CHAPTER XI.
LEAVING BERRIE DOWN.
The programme of domestic arrangements which Arthur Dudley had so ingeniously sketched out, as he travelled from London to Palinsbridge, was, like many other programmes, destined to undergo much revision before being presented to the public.
In the first place, Mrs. Piggott’s prudence, or possibly, even her morality, objected to being left alone with Ned at Berrie Down in charge of that establishment. A house without a mistress had always been Mrs. Piggott’s special abhorrence,—a house where things, as she said, “ran wild.”
Further, Mrs. Dudley most earnestly desired that if her lot were to be cast in town, it should not be cast there in company with strange servants; and, after much anxious discussion, it was accordingly agreed that Susan should take Mrs. Piggott’s position, and a new housemaid be engaged to fill Jane’s place, while Prissy and Jane and Mrs. Piggott accompanied the family to London. As an almost necessary consequence of this arrangement, it was decided that Agnes and Laura should remain at the Hollow; Agnes willingly undertaking to “see to things” as much as possible, and write Heather an account of the farm proceedings every week.

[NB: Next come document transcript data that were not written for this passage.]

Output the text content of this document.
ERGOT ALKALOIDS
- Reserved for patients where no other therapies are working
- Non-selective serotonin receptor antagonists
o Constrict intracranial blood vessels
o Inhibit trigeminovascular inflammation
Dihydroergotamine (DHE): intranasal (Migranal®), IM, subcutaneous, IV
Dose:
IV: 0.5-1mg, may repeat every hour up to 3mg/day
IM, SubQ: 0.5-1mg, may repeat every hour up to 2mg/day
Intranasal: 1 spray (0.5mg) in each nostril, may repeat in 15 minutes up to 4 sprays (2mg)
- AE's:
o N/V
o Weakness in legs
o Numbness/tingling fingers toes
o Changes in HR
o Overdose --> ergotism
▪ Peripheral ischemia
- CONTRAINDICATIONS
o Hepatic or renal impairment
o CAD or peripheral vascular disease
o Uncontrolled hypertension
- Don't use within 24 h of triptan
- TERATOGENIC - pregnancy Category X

Ned, of course, was to take charge of out-door matters, as hitherto; and Lucy and Cuthbert were to proceed to town.
It seemed to Mr. Black, when he heard these various decisions, that the whole family must suddenly have taken leave of their senses.
“Why the deuce you could not have put in a care-taker, and sold the cows, and got rid of all the poultry, and let that Ned fellow see to the ploughing and sowing, passes my comprehension. The girls will never get married down there; why, I don’t suppose they see a man from one year’s end to another!”
“There is one of them coming up, remember,” said Arthur Dudley, in a tone of apology, as though some excuse were necessary for not putting his sisters in the way of matrimonial chances; “and Heather and they settled it, somehow, amongst them. It appeared to me rather a good arrangement.”
“Well, it may be, if you wish to have them on your hands for ever,” answered Mr. Black; at which remark Arthur bit his lip.
He did not like being interfered with, or advised overmuch. If he wished his sisters to stay at Berrie Down, what business was it of Mr. Black’s whether they remained there or not? He had maintained them when no other member of the family could or would have done so, and he did not see that any person had a right to make comments on what he did or left undone.